Natureza-morta com cebolas, por Luis Egídio Meléndez (1716-1780)

“Cebola” vem do diminutivo, “cepulla”, do nome latino do bolbo, “cepa”. Entre elas, a “cepa” e a “cepulla” deram origem ao espanhol “cebolla”, ao catalão “ceba”, ao italiano “cipolla”, ao romeno “ceapa”, ao albanês “qepa”, ao esloveno “čebula”, ao polaco “cebula” e, embora não seja tão óbvio, ao alemão “zwiebel” e ao dinamarquês “kepaløg”.

O inglês “onion” vem do francês “oignon”, que, por sua vez, provém da designação em baixo latim, “unionem”, de origem obscura.

Cebolinho

Enquanto na cebola a parte comestível é o bolbo, no seu parente cebolinho (Allium schoenoprasum) o que se usa nas saladas são as suas folhas (as flores também são comestíveis).

Tal como em português, a sua designação na maioria das outras línguas de raiz latina é um diminutivo de “cebola”: “cebollino” em espanhol, “cibulet” em catalão, “erba cipollina” em italiano – e “ciboulette” em francês, apesar de nesta língua cebola ser “oignon”. Também o inglês, embora designe a cebola por “onion”, vai inspirar-se no francês antigo “cives” (que provém do latim “cepa”) para designar o cebolinho por “chives”.

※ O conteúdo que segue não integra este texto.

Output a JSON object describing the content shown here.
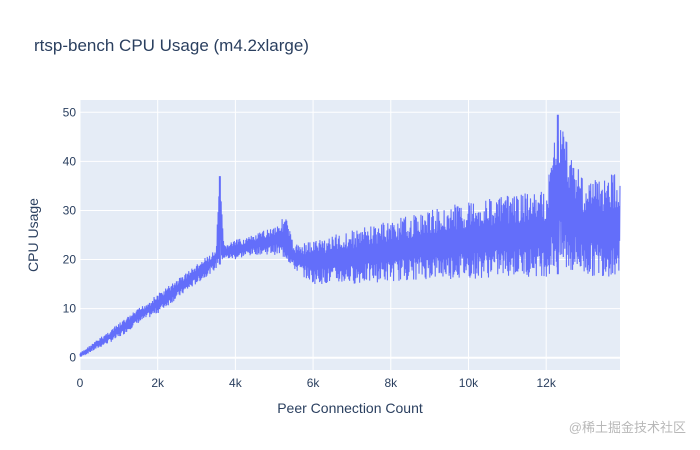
{
  "chart_data": {
    "type": "line",
    "title": "rtsp-bench CPU Usage (m4.2xlarge)",
    "xlabel": "Peer Connection Count",
    "ylabel": "CPU Usage",
    "xlim": [
      0,
      13900
    ],
    "ylim": [
      -2.5,
      52.5
    ],
    "x_ticks": [
      0,
      2000,
      4000,
      6000,
      8000,
      10000,
      12000
    ],
    "x_tick_labels": [
      "0",
      "2k",
      "4k",
      "6k",
      "8k",
      "10k",
      "12k"
    ],
    "y_ticks": [
      0,
      10,
      20,
      30,
      40,
      50
    ],
    "y_tick_labels": [
      "0",
      "10",
      "20",
      "30",
      "40",
      "50"
    ],
    "grid": true,
    "legend": "none",
    "colors": {
      "line": "#636efa",
      "plot_bg": "#e5ecf6",
      "grid": "#ffffff",
      "text": "#2a3f5f"
    },
    "series": [
      {
        "x": [
          0,
          500,
          1000,
          1500,
          2000,
          2500,
          3000,
          3500,
          3600,
          3700,
          4000,
          4500,
          5000,
          5300,
          5500,
          6000,
          7000,
          8000,
          9000,
          10000,
          11000,
          12000,
          12300,
          13000,
          13900
        ],
        "upper": [
          1,
          4,
          7,
          10,
          13,
          16,
          19,
          22,
          37,
          23,
          24,
          25,
          27,
          29,
          23,
          24,
          26,
          28,
          30,
          32,
          33,
          34,
          49.5,
          36,
          38
        ],
        "lower": [
          0,
          2,
          4,
          7,
          9,
          12,
          15,
          18,
          19,
          20,
          20,
          21,
          21,
          20,
          18,
          15,
          15,
          15.5,
          16,
          16,
          16.5,
          16.5,
          17,
          16.5,
          16.5
        ]
      }
    ]
  },
  "watermark": "@稀土掘金技术社区"
}
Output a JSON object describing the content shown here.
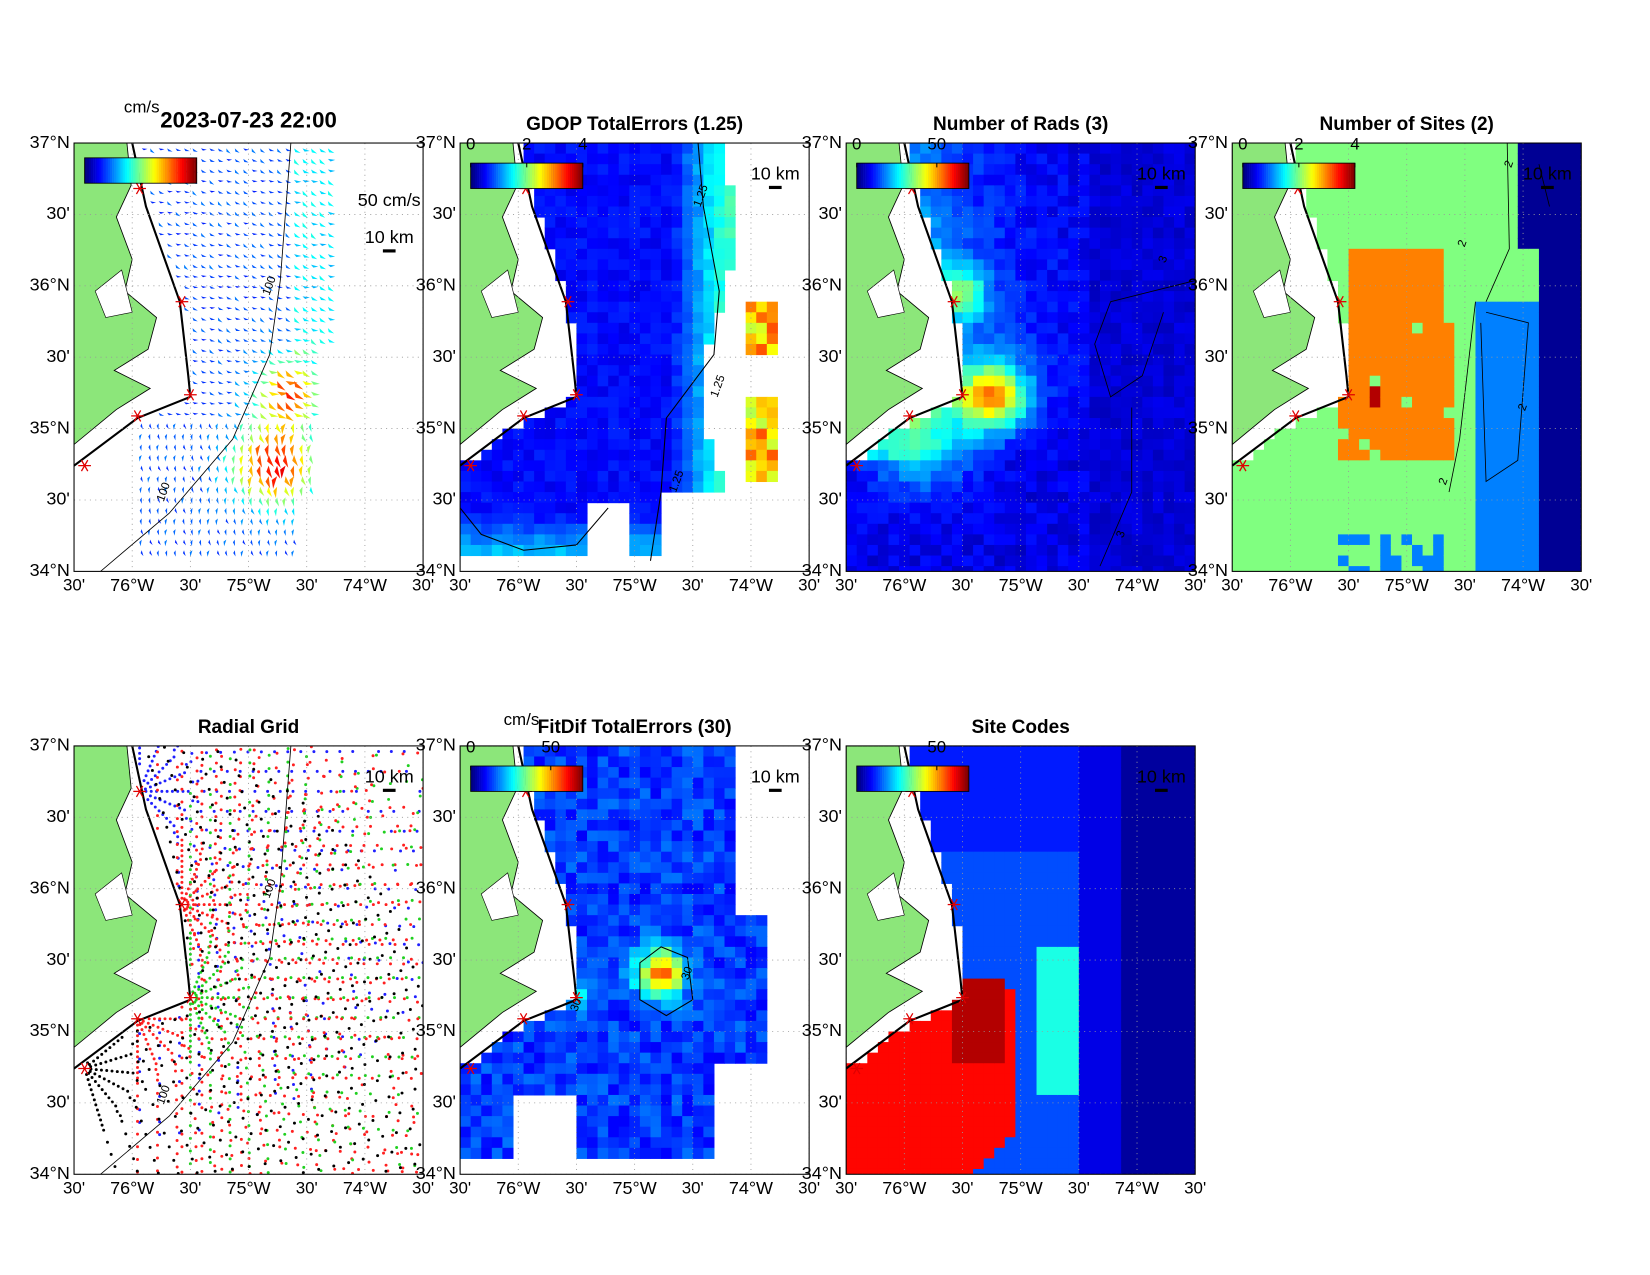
{
  "lat_range": [
    34,
    37
  ],
  "lon_range": [
    -76.5,
    -73.5
  ],
  "lat_ticks": [
    {
      "value": 37,
      "label": "37°N"
    },
    {
      "value": 36.5,
      "label": "30'"
    },
    {
      "value": 36,
      "label": "36°N"
    },
    {
      "value": 35.5,
      "label": "30'"
    },
    {
      "value": 35,
      "label": "35°N"
    },
    {
      "value": 34.5,
      "label": "30'"
    },
    {
      "value": 34,
      "label": "34°N"
    }
  ],
  "lon_ticks": [
    {
      "value": -76.5,
      "label": "30'"
    },
    {
      "value": -76,
      "label": "76°W"
    },
    {
      "value": -75.5,
      "label": "30'"
    },
    {
      "value": -75,
      "label": "75°W"
    },
    {
      "value": -74.5,
      "label": "30'"
    },
    {
      "value": -74,
      "label": "74°W"
    },
    {
      "value": -73.5,
      "label": "30'"
    }
  ],
  "panels": [
    {
      "title": "2023-07-23 22:00",
      "kind": "vectors",
      "colorbar": {
        "unit": "cm/s",
        "clim": [
          0,
          70
        ],
        "ticks": []
      },
      "scale_labels": [
        "50 cm/s",
        "10 km"
      ],
      "contour_labels": [
        100,
        100
      ]
    },
    {
      "title": "GDOP TotalErrors (1.25)",
      "kind": "gdop",
      "colorbar": {
        "clim": [
          0,
          4
        ],
        "ticks": [
          0,
          2,
          4
        ]
      },
      "scale_labels": [
        "10 km"
      ],
      "contour_labels": [
        1.25,
        1.25,
        1.25
      ]
    },
    {
      "title": "Number of Rads (3)",
      "kind": "rads",
      "colorbar": {
        "clim": [
          0,
          70
        ],
        "ticks": [
          0,
          50
        ]
      },
      "scale_labels": [
        "10 km"
      ],
      "contour_labels": [
        3,
        3
      ]
    },
    {
      "title": "Number of Sites (2)",
      "kind": "sites",
      "colorbar": {
        "clim": [
          0,
          4
        ],
        "ticks": [
          0,
          2,
          4
        ]
      },
      "scale_labels": [
        "10 km"
      ],
      "contour_labels": [
        2,
        2,
        2,
        2
      ]
    },
    {
      "title": "Radial Grid",
      "kind": "radial",
      "scale_labels": [
        "10 km"
      ],
      "contour_labels": [
        100,
        100
      ]
    },
    {
      "title": "FitDif TotalErrors (30)",
      "kind": "fitdif",
      "colorbar": {
        "unit": "cm/s",
        "clim": [
          0,
          70
        ],
        "ticks": [
          0,
          50
        ]
      },
      "scale_labels": [
        "10 km"
      ],
      "contour_labels": [
        30,
        30
      ]
    },
    {
      "title": "Site Codes",
      "kind": "codes",
      "colorbar": {
        "clim": [
          0,
          70
        ],
        "ticks": [
          50
        ]
      },
      "scale_labels": [
        "10 km"
      ],
      "contour_labels": []
    }
  ]
}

O cebolinho é comum nas regiões frias e temperadas da Eurásia e era conhecido dos gregos e romanos, mas o seu cultivo só parece ter começado na Idade Média

Chalota

A chalota tem estatuto incerto: tanto é vista como espécie autónoma, com o nome científico Allium ascalonicum, como é considerada uma variedade de cebola (Allium cepa var. aggregatum). A sua origem é a Ásia Central, embora o seu nome provenha do latim medieval “ascalonia cepa”, ou seja “cebola de Ascalon”, remetendo para a cidade portuária de Ascalon, na antiga Cananeia ou Palestina (hoje Ashkelon, em Israel), por se supor que terá sido a partir dela que a chalota foi introduzida na Europa, através dos cruzados que participaram na I Cruzada. Todavia, esta suposta origem é desmentida pelo facto de a chalota surgir na culinária romana desde o século I d.C., figurando, nomeadamente, no livro de receitas De re coquinaria, atribuído (erradamente) ao célebre gourmet romano Marco Gávio Apício (Marcus Gavius Apicius).

Ruínas da antiga Ascalon, numa gravura de Pierre Nicolas Ransonnette (1745-1810). A moderna Ashkelon descende da cidade árabe construída no século XV a alguns quilómetros da antiga Ascalon, que foi arrasada pelos mamelucos em 1270

Apesar da ligação da chalota a Ascalon ser fantasiosa, é também dela que derivam as designações “chalota” ou “echalote” em espanhol, “escalunya” em catalão, “scalogno” em italiano, “échalote” em francês, “shallot” em inglês, “schalotte” em alemão, “sjalot” em holandês, “skalotteløg” em dinamarquês, “sjallottløk” em norueguês, “schalottenlök” em sueco, “salottisipuli” em finlandês. A referência a Ascalon, que se tornou pouco perceptível na maioria das línguas, é clara no polaco: “czosnek askaloński” (“alho de Ascalon”).

Os maiores produtores são o México, a Coreia do Sul e o Japão.